Angela Brandt, chair of the Ontario Autism Coalition, was at Queen’s Park on Monday and shared how many families supporting autistic children have faced long wait times for funding and therapy. (Submitted by Angela Brandt)

Under the new program introduced by the province in 2019, children aged five and under would receive $20,000 for therapy, and those aged six and over would receive a $5,000 grant.

His son’s program was about $90,000 a year.

“So $5,000 is a drop in the ocean,” Brandt said.

She says she sees no willingness on the part of the provincial government to make changes.

“They have abandoned us. We feel abandoned. We, like the community, feel like this government is heartless and callous. And frankly, I don’t know how they sleep at night.”

Province says it is making ‘positive progress’

During Monday’s question period, in response to questions about whether the Ontario Autism Program was meeting the needs of families, Minister of Children, Community and Social Services Merrilee Fullerton , said 40,000 children in the province were receiving support.

She also said the government had doubled the program’s budget to $600 million a year.

Fullerton spokeswoman Krystle Caputo said in an email that the province “is making positive progress and remains on track to launch the Independent Admissions Organization this spring and bring 8,000 children into core clinical services. by fall.”

The host organization will be called AccessOAP and families will receive information on this this month.

Access must be fair, says lawyer

Margaret Spoelstra, executive director of Autism Ontario, said the Laurier researchers’ poll echoed what her advocacy group had heard from families.

She said government departments – such as health, education and children – must align to help people.

“We have families who have good experiences, but that’s not the case equally across the province of Ontario,” she said. “That shouldn’t be the case. No matter where you are in Ontario, you should have access to supports to help your child grow and learn.

McLaughlin said she hopes the report will inform provincial autism policy in the future.

“We have elections coming up [June 2] and I hope that with all that is happening, autism and disability services in general can make this electoral platform

She also hopes the report will help other parents and caregivers see that they weren’t alone in their experiences during the pandemic.

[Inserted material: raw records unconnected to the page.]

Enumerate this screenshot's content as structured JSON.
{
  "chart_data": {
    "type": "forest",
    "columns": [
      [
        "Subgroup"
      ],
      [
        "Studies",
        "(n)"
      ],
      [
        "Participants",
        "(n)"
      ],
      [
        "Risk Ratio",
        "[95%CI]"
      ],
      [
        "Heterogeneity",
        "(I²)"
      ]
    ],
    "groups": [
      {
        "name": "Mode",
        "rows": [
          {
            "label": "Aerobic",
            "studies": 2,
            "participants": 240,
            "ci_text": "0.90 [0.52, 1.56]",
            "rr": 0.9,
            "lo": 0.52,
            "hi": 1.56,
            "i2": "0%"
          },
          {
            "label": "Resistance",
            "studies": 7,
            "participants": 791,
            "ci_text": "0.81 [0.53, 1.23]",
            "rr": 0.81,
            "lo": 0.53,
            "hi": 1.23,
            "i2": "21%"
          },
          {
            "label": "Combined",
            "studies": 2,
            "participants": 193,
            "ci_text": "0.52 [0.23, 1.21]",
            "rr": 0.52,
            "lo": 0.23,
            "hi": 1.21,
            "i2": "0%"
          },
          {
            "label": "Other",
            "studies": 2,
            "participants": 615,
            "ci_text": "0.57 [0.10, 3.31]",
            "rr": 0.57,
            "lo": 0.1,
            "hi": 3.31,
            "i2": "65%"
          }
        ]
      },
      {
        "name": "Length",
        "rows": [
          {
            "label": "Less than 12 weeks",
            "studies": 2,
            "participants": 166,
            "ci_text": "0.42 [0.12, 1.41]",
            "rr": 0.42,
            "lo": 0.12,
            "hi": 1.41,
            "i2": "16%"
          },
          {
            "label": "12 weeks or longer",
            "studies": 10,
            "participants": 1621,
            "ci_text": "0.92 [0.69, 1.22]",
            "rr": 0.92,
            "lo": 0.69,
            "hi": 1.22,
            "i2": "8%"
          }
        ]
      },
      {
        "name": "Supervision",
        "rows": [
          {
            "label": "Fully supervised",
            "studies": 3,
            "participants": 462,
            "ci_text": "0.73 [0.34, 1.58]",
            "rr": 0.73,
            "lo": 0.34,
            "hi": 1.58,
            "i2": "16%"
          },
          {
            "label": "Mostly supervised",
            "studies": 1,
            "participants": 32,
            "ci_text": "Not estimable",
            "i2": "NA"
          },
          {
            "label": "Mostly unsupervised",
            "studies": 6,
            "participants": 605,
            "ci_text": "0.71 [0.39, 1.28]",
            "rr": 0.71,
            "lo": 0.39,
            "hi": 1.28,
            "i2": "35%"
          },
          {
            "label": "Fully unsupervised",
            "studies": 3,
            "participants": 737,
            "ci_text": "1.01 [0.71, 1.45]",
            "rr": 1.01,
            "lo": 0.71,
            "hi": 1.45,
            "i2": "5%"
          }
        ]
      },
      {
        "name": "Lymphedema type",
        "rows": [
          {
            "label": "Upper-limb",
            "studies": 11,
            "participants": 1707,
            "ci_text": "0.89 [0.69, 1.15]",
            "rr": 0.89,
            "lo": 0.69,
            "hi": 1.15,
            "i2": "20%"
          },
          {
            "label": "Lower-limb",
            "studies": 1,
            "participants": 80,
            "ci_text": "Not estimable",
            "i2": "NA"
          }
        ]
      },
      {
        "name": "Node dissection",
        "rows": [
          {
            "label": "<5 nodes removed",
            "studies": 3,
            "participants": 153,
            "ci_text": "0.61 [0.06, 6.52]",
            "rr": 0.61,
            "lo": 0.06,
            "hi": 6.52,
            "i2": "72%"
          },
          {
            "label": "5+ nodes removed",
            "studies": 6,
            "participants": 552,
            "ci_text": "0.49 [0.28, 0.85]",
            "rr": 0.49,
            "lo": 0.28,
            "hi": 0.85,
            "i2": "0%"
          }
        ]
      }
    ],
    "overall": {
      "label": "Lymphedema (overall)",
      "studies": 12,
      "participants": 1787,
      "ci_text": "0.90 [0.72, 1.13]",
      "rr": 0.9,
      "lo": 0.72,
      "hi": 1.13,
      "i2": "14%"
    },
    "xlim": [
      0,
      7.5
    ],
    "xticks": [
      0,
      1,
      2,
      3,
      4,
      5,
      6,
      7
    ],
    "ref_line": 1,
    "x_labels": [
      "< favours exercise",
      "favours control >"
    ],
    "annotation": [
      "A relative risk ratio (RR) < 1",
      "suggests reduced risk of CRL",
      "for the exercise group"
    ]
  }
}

Touhey said she wants to see a return to full in-person appointments for children. She also wants the province to focus on long wait times.

“When you’re a family and you’re in crisis, whether it’s behavior or whatever, that wait is excruciating,” she said, adding that her son is now in a pilot program to prepare him. at school.

“I love being a part of it,” she said. “I think it’s a big step forward. I want every child who needs it to have access to it.”